Wie gesagt, Demokratie und Privacy sind zwar nicht förderlich, darauf zu verzichten, ist in Europa aber nicht möglich. Man könnte aber schon darauf beharren, dass die Bevölkerung insbesondere bei der Installation von Apps Folge leistet, denn diese Apps sind ein gutes Mittel gegen die Verbreitung des Virus. Auch ist es nötig, die Bevölkerung gezielt über die Krankheit zu informieren. Es ist auch in China noch nicht klar, was dieses Virus genau ist. Im Vergleich zur Schweinepest sind viel weniger Menschen am Virus gestorben. Viele verstehen also nicht, womit sie es genau zu tun haben. In China ist das aber gelungen.  Wenn man das der Bevölkerung klar machen könnte, würden viele Leute auch aus Eigeninitiative handeln.

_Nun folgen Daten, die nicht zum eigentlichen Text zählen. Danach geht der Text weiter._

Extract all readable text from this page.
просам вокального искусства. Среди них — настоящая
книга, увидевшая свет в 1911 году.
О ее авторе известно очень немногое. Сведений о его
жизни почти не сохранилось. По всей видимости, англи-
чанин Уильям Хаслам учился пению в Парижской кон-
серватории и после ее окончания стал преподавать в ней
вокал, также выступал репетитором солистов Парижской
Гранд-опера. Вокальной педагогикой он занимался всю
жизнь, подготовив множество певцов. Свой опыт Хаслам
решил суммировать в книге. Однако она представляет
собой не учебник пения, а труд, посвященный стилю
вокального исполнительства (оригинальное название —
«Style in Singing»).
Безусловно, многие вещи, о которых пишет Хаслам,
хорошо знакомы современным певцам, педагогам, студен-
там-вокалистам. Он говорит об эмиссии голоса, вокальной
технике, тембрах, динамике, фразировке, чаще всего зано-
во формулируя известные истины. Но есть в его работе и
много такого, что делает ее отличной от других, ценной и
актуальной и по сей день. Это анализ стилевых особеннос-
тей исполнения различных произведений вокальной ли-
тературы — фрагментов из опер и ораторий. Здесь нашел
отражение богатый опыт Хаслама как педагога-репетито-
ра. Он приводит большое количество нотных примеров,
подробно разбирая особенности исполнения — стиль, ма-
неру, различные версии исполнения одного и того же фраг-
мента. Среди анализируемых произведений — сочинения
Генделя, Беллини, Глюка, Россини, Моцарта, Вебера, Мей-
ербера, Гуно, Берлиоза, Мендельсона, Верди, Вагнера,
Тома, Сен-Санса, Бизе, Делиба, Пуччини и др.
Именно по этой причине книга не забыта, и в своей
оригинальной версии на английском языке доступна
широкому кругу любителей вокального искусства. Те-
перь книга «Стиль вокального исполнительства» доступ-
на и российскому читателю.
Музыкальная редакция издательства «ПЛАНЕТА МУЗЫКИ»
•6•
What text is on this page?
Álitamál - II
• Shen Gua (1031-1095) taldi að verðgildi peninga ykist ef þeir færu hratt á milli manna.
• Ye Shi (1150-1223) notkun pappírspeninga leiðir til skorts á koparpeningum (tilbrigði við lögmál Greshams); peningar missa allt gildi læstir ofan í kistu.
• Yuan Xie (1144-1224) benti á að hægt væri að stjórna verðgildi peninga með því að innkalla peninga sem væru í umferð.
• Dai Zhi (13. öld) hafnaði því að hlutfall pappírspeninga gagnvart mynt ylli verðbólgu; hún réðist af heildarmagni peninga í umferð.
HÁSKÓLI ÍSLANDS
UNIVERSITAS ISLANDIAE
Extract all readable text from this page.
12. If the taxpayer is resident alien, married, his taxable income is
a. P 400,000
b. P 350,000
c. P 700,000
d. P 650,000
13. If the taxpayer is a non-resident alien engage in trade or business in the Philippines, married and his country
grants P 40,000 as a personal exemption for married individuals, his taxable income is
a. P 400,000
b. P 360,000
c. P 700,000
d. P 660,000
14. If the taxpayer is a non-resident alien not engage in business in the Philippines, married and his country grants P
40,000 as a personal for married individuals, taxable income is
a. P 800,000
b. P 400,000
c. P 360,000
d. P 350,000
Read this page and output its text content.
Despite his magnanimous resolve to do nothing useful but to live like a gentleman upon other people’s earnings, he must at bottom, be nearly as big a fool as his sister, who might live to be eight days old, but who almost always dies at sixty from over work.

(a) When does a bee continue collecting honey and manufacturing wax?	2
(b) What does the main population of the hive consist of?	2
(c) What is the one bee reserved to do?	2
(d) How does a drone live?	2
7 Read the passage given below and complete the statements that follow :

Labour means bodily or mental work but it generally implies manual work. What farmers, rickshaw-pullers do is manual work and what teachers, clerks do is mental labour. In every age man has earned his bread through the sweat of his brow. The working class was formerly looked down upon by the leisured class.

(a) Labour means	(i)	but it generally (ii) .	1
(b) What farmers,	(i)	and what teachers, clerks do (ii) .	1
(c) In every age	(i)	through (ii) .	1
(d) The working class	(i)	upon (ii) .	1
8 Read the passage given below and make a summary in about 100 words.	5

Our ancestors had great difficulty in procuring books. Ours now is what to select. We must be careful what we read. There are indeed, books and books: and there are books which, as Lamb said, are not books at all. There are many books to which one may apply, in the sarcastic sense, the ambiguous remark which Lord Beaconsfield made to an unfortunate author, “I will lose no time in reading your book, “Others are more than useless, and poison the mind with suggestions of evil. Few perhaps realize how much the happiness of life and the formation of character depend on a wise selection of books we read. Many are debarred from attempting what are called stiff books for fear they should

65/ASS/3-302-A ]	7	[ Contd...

Ist China der große Gewinner, der aus dieser Pandemie hervorgeht?

Nein, das glaube ich nicht. Ich glaube, China zählt sogar zu den großen Verlierern. Wie vorhin gesagt, gibt es einige Betriebe, die schließen mussten. Auch jetzt geht es den Betrieben noch nicht gut, da das Virus den Rest der Welt im Griff hat. Das heißt, China kann auch nichts produzieren. Allein für den Bozner Weihnachtsmarkt werden zahlreiche Produkte in China hergestellt. Wenn man dann daran denkt, wie viel China für den Weltmarkt produziert, dann realisiert man schnell, dass China mehrere Milliarden vielleicht sogar Billionen Euro durch diese Pandemie verlieren wird. Andere Länder werden dieses Problem nicht haben.